Monarch of the Sands
Page 10
/>
‘And you don’t think it’s slightly suspect behaviour?’
‘Why should I? Maybe I’m not as suspicious as you are! Maybe I like to think the best of people! And Simon loves me!’
‘Does he?’
Frankie stilled as something in his sombre tone iced her skin with a terrible sense of foreboding. ‘Of course he does.’
‘How much do you think he loves you?’
‘What kind of a question is that?’ She eyed him warily. ‘Enough to want to marry me.’
There was, he realised, no diplomatic way to do this. No way of telling her which wasn’t going to hurt her. ‘I wonder,’ he said quietly.
‘Will you please stop talking in riddles? What do you wonder?’
There was another pause. Like the split-second pause before a marksman fired a bullet from a gun. And then he spoke. ‘He’s got another woman.’
Frankie’s heart began to pound. ‘What did you say?’ she whispered.
‘Simon’s got another woman. There’s someone else.’
She shook her head, her fingers flying to her cheeks. ‘No! You’re making it up!’
‘Why would I do that?’
‘I don’t know!’
Her face had gone completely white and she swayed so that Zahid’s hand automatically went out to steady her, his body tensing. Had he been so brutal with the facts that she was about to faint? Wasn’t he supposed to have been diplomatic? Protective? Surely there was a way he could have told her which wouldn’t have made her face looked so bleached and transparent.

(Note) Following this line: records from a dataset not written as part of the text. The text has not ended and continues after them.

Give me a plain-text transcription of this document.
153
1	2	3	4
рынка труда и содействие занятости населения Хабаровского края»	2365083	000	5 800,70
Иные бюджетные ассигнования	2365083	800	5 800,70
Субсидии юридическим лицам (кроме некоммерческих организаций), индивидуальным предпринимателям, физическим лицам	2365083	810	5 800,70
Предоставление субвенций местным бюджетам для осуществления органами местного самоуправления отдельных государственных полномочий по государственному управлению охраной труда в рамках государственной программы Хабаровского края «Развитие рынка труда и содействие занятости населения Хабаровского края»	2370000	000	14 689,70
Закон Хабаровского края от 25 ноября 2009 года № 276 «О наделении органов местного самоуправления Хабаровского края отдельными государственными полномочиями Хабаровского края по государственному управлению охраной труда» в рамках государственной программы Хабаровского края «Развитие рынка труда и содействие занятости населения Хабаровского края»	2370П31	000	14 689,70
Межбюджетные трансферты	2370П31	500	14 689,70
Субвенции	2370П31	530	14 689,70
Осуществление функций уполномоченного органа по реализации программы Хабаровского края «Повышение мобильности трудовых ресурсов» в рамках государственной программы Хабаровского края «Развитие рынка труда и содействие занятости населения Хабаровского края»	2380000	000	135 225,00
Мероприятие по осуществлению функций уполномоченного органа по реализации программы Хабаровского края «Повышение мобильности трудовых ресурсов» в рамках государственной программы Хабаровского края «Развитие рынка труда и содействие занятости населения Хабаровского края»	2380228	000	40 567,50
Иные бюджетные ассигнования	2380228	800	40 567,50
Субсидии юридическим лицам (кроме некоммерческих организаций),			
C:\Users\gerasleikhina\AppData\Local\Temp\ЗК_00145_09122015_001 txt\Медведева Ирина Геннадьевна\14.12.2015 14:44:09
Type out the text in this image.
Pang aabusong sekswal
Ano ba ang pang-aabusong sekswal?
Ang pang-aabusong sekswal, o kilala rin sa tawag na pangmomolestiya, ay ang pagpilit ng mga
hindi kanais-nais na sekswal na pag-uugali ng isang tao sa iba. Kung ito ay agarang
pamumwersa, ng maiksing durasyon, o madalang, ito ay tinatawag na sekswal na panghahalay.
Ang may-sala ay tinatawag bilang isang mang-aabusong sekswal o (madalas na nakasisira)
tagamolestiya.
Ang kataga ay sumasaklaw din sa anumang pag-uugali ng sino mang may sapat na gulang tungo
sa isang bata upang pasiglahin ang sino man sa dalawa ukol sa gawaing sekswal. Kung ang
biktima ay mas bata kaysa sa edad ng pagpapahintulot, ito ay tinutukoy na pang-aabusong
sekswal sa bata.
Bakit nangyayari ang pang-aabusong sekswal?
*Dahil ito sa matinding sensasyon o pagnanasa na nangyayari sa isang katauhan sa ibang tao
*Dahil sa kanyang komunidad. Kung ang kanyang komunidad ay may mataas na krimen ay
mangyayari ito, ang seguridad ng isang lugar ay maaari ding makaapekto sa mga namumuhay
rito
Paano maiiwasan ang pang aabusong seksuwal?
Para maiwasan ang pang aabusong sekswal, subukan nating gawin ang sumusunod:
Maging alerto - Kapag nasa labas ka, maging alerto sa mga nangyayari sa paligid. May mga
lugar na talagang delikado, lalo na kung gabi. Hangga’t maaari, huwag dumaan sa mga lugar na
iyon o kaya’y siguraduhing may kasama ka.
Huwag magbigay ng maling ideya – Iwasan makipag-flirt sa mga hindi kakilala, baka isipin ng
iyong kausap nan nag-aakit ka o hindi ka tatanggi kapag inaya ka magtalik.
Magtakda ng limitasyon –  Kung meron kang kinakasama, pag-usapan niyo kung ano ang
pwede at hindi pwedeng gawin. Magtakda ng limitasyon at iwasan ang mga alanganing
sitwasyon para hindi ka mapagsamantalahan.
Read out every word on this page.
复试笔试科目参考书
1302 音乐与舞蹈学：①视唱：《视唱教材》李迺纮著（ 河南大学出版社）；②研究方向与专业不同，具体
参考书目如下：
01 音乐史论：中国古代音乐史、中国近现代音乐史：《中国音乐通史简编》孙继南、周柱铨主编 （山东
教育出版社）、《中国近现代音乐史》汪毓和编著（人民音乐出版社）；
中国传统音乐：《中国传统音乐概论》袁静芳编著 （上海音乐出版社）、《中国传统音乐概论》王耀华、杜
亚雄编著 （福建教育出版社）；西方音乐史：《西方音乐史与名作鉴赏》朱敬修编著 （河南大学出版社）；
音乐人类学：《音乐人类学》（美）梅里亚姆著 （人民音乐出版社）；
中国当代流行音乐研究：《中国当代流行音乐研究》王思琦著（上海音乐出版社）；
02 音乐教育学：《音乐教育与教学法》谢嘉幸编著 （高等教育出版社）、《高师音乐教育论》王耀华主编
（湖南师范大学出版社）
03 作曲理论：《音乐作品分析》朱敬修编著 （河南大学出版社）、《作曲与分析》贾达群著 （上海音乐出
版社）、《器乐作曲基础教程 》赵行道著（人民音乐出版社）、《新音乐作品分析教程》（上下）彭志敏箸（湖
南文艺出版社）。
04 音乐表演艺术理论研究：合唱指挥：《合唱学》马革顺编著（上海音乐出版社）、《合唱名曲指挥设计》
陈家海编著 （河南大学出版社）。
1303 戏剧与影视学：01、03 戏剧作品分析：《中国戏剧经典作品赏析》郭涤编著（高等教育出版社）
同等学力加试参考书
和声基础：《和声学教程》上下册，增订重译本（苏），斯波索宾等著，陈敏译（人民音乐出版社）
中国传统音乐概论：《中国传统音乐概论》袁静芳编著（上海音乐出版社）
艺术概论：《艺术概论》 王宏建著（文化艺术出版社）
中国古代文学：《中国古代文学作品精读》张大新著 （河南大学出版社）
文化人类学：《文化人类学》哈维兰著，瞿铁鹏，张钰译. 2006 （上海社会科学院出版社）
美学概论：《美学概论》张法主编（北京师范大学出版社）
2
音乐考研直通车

Uttering a short curse in his native tongue, he bent and scooped his arms underneath her knees, despite her ineffectual protests to push him away. And as the firmness of her young body imprinted itself on his mind he was aware of the blood in his own veins growing hot and heavy. He could feel the curved definition of her thighs beneath his fingers, the soft weight of her breast as she slumped against his chest—and he felt a wave of guilty pleasure as he carried her into the house.
Some of her strength must have returned because by the time he had deposited her on the old sofa in the sitting room, she had begun half-heartedly punching against his chest—and he let her. He crouched down in front of her, holding his palms up in front of him—like a man trying to quieten a fractious horse. ‘Francesca—’
Her hands fell like stones into her lap. ‘Go away!’ she whispered.
‘You don’t want the truth?’
‘It isn’t true! Why would he want someone else when he’s engaged to me?’ But mightn’t that explain why Simon had been so unbelievably cautious about making love to her? Was it really nothing to do with respect for the old-fashioned morals she’d been brought up to believe in? Had the truth of it been that all along he had another woman and didn’t find Frankie attractive after all—makeover or no makeover?
‘You want proof?’ he demanded.
Recovering some of her composure, Frankie sat up. ‘Yes, I want proof! Except you probably haven’t got any, have you? This is all because he got a bit drunk and you’re making a value judgement because you don’t think he’s good enough for me!’
‘Damned right he’s not,’ he said grimly, rising to his feet and going outside to retrieve a package from the passenger seat of his car, before carrying it back inside—still hoping that she might have changed her mind and just take his word for it. But one look at her face when he returned—a mutinous expression written on it that he’d never seen before—and Zahid knew that there was no alternative but to show her.
Reluctantly, he pulled out a series of black and white photos and silently handed them to her.
With fingers which felt frozen and a heart which was numb, Frankie looked down at the glossy images in her hands.
There was Simon, locking his car—an innocent enough shot, but if she looked a bit more closely Frankie could see someone standing in the doorway of a house, waving to him. A rangy blonde wearing one of those skirts which only just about covered her knickers.
The next image showed Simon warmly embracing the same woman and Frankie sought refuge in yet more denial.
‘She might just be his sister, or a relative,’ she croaked.
‘Really?’ questioned Zahid as she pulled out the third photo. ‘Pretty close family, if that’s the case.’